A expectativa no mercado é de que as novas operações de BRTs exijam a
aquisição de cerca de 2,5 mil coletivos especiais até 2014. O volume
equivale a mais de 20% do mercado brasileiro anual de ônibus urbanos,
que é de 12 mil unidades, segundo Dario Ferreira, diretor comercial da
Comil Ônibus, que espera abocanhar 15% desse mercado.

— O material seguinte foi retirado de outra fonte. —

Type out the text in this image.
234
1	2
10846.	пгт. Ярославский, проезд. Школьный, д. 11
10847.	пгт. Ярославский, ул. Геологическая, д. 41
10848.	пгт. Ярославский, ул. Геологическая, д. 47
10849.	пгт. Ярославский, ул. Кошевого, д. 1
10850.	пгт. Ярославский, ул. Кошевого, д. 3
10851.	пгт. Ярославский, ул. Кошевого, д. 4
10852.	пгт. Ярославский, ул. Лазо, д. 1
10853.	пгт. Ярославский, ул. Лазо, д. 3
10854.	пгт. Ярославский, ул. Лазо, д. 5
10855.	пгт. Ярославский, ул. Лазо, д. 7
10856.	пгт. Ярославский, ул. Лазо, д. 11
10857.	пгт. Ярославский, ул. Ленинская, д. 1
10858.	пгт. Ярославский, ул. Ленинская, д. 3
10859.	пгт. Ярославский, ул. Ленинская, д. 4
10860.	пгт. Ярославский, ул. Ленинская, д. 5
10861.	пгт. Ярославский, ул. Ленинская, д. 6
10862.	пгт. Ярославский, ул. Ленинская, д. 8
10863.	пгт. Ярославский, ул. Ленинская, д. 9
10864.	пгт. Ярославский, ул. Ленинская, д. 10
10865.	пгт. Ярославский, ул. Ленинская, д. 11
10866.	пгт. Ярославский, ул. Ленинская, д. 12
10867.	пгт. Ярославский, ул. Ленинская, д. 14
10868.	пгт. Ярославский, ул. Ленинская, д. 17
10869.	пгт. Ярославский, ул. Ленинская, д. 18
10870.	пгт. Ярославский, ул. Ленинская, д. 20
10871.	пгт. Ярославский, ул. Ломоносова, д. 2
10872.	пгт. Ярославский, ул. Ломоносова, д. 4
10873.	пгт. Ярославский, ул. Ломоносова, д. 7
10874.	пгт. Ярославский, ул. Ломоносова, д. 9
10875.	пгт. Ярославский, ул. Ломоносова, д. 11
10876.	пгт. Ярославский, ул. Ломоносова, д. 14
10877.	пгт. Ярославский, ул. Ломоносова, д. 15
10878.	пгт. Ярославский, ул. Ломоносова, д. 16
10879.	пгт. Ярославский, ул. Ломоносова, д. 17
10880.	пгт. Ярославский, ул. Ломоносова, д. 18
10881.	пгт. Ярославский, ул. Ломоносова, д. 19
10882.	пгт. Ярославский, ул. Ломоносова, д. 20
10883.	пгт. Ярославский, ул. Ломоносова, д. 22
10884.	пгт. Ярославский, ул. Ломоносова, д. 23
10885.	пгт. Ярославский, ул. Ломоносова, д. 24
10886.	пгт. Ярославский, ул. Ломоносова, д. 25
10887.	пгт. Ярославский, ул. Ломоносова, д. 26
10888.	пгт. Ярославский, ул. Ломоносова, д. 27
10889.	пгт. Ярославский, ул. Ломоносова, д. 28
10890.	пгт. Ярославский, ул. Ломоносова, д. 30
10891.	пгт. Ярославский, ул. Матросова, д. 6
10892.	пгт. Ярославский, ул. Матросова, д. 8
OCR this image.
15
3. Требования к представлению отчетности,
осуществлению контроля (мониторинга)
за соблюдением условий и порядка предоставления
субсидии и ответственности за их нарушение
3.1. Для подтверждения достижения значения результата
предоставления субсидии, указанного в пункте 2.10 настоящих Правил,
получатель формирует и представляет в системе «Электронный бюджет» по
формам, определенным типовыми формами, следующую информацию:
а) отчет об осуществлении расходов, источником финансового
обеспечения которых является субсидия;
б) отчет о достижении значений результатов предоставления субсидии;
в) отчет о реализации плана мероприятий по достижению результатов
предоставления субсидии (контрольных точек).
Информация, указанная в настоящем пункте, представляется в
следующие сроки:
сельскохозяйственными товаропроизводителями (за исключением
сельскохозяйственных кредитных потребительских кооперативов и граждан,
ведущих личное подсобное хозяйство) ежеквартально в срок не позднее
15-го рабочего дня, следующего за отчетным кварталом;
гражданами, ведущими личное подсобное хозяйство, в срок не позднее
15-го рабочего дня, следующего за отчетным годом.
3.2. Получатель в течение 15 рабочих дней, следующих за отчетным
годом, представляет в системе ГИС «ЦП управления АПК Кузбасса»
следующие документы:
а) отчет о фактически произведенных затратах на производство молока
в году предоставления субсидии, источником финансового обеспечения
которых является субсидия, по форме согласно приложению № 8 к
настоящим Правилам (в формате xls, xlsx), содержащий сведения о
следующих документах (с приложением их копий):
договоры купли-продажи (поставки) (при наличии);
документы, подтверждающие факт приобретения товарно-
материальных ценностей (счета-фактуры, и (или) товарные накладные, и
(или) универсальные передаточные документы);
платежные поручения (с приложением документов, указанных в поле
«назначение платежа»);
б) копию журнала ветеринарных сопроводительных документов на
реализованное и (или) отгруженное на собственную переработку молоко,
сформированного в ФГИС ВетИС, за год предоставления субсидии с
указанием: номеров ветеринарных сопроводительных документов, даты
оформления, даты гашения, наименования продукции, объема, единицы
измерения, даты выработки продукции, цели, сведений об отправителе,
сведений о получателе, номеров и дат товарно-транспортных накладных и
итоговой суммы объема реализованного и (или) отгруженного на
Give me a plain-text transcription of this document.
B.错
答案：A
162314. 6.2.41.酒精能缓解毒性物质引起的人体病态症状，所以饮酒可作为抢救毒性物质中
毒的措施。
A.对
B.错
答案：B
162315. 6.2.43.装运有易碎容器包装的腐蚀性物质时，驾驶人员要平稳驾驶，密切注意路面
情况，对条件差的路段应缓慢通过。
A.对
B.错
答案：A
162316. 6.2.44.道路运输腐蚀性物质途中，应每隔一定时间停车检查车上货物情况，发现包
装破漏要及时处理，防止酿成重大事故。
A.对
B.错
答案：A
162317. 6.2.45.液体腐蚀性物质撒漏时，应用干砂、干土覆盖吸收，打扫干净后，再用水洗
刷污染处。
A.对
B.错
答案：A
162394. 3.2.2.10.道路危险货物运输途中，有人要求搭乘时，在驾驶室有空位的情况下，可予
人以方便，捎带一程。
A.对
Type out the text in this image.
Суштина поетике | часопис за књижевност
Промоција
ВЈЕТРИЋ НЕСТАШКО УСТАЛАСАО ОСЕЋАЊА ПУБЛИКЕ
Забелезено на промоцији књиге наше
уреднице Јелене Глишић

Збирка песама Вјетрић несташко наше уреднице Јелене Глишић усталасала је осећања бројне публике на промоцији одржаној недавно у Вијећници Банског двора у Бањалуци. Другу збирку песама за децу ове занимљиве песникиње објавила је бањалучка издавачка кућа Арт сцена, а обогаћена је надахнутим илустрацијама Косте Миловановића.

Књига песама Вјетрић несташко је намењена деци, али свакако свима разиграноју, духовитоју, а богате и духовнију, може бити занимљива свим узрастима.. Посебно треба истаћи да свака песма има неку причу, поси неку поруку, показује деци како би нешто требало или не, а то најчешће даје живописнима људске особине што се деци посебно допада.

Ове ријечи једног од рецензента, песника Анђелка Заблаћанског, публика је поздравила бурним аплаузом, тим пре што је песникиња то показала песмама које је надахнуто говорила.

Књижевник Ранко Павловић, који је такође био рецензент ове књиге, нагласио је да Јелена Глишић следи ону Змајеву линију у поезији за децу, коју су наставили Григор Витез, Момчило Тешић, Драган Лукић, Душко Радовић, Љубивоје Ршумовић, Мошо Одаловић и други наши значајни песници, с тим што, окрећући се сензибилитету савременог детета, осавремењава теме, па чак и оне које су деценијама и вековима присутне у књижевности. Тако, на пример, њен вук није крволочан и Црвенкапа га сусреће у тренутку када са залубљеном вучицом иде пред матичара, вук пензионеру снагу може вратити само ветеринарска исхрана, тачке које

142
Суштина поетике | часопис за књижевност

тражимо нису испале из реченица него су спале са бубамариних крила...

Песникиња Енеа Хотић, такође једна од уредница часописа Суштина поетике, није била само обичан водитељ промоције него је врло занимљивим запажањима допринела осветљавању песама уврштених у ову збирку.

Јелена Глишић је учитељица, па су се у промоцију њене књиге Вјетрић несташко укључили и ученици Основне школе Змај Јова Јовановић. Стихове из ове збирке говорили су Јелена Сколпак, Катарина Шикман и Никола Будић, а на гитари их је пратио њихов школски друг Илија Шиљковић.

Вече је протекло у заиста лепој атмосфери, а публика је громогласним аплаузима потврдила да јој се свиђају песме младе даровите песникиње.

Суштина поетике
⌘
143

A empresa lançou,
no início de outubro, um novo modelo voltado para o segmento durante a
Fetransrio 2012, uma das principais feiras do segmento no País,
realizada no Rio de Janeiro.
A Neobus também aposta no segmento. A empresa desde 2011 produz BRT,
como um modelo biarticulado utilizado em Curitiba. E também aposta nas
exportações para países como Chile e Equador.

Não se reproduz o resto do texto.